Operations
There are several operations possible on joint random variables. Let’s consider the standard xor distribution:
In [1]: d = dit.Distribution(['000', '011', '101', '110'], [1/4]*4)
In [2]: d.set_rv_names('XYZ')
Marginal
dit supports two ways of selecting only a subset of random variables. marginal() returns a distribution containing only the random variables specified, whereas marginalize() return a distribution containing all random variables except the ones specified:
In [3]: print(d.marginal(['X', 'Y']))
Class: Distribution
Alphabet: (('0', '1'), ('0', '1'))
Base: linear
x p(X,Y)
('0', '0') 1/4
('0', '1') 1/4
('1', '0') 1/4
('1', '1') 1/4
In [4]: print(d.marginalize(['X', 'Y']))
Class: Distribution
Alphabet: (('0', '1'),)
Base: linear
x p(Z)
('0',) 1/2
('1',) 1/2
- Distribution.marginal(*args)[source]
Marginalise to keep only the specified free variables.

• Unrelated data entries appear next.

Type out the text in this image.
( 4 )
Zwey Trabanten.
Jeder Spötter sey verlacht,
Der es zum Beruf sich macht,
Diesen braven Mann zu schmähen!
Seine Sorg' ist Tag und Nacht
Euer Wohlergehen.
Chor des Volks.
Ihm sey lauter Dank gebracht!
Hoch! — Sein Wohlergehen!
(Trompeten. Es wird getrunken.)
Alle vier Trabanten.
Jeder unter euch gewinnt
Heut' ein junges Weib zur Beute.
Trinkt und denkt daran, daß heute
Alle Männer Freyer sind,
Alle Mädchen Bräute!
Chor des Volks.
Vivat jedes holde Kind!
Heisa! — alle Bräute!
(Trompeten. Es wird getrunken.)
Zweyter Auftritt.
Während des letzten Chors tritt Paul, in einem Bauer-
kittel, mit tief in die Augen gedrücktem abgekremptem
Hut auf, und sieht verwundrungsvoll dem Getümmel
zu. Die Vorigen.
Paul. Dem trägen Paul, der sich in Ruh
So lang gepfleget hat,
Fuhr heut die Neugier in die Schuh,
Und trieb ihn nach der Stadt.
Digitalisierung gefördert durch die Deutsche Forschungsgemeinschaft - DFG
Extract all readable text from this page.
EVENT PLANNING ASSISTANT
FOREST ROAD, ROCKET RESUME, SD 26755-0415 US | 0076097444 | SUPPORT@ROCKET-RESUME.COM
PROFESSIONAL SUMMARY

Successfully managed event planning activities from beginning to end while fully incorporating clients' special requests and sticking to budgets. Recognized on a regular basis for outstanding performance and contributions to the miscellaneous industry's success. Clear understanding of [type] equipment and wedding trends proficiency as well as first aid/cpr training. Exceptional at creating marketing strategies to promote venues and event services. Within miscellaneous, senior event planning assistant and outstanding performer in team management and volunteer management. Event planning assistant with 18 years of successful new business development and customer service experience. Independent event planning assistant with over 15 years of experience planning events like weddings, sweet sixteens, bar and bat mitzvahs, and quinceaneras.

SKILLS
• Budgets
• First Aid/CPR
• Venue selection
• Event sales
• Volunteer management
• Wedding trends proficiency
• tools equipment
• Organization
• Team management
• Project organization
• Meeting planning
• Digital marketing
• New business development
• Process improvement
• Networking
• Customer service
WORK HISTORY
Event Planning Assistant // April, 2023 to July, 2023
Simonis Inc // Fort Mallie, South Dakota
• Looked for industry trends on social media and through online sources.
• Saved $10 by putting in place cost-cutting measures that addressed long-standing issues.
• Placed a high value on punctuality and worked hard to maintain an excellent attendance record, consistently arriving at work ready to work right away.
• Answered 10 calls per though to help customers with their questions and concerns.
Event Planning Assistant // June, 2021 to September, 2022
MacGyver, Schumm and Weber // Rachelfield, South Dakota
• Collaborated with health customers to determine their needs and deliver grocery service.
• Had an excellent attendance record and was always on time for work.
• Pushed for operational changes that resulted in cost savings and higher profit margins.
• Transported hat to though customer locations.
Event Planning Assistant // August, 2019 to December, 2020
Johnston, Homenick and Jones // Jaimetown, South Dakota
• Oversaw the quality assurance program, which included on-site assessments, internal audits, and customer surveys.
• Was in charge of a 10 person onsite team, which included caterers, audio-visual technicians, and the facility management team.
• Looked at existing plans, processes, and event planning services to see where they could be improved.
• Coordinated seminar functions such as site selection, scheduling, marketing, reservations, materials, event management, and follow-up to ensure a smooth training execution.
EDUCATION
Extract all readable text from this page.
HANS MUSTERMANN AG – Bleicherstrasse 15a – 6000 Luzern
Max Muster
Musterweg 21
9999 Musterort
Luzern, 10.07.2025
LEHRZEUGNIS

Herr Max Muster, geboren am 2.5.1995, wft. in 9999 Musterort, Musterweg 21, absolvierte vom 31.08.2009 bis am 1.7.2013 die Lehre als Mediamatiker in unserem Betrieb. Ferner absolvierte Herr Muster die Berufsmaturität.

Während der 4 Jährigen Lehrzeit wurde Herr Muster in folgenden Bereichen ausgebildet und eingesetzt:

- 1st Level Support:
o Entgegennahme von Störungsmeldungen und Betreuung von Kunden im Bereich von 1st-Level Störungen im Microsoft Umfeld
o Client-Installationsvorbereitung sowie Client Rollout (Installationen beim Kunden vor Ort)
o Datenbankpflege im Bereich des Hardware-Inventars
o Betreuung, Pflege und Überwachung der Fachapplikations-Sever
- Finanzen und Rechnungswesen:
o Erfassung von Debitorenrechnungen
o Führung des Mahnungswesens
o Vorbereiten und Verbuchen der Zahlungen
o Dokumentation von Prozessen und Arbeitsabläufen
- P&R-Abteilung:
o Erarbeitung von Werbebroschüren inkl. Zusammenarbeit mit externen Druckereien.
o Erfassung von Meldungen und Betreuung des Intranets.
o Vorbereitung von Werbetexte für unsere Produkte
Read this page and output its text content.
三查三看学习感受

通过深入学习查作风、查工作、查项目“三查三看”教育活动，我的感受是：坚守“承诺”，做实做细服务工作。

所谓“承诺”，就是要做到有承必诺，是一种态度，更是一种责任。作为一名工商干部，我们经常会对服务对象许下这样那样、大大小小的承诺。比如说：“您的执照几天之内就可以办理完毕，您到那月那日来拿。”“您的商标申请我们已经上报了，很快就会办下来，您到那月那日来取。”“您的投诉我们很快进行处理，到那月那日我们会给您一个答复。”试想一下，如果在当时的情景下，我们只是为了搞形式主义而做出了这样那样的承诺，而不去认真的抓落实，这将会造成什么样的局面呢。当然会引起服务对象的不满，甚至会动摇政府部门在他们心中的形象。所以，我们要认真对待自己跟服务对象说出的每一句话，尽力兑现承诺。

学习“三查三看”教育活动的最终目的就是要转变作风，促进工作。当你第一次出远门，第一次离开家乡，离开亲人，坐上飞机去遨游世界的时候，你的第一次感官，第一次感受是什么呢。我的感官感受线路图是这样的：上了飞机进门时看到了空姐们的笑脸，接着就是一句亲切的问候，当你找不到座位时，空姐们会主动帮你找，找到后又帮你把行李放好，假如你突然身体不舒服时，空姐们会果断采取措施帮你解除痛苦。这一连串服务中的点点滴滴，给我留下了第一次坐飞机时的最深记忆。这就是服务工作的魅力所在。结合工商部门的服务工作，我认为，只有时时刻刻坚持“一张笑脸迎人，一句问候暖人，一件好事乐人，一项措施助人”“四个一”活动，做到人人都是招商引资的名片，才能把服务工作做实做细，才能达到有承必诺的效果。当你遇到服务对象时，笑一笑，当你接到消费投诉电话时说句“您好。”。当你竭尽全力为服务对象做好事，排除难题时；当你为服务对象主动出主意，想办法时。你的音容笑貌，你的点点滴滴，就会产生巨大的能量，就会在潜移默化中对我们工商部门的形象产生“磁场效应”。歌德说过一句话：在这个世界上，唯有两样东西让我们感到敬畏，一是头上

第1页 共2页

Given (conditioned) variables are always kept.
Supports two call signatures:
marginal('X', 'Y')– positional variable namesmarginal(['X', 'Y'])– list of names (or integer indices)
- Parameters:
*args (str, or a single list/tuple) – The free variable names to keep. Integer indices are auto-resolved to dimension names.
- Returns:
result
- Return type:
Distribution
- Distribution.marginalize(*args)[source]
Marginalise out (remove) the specified free variables.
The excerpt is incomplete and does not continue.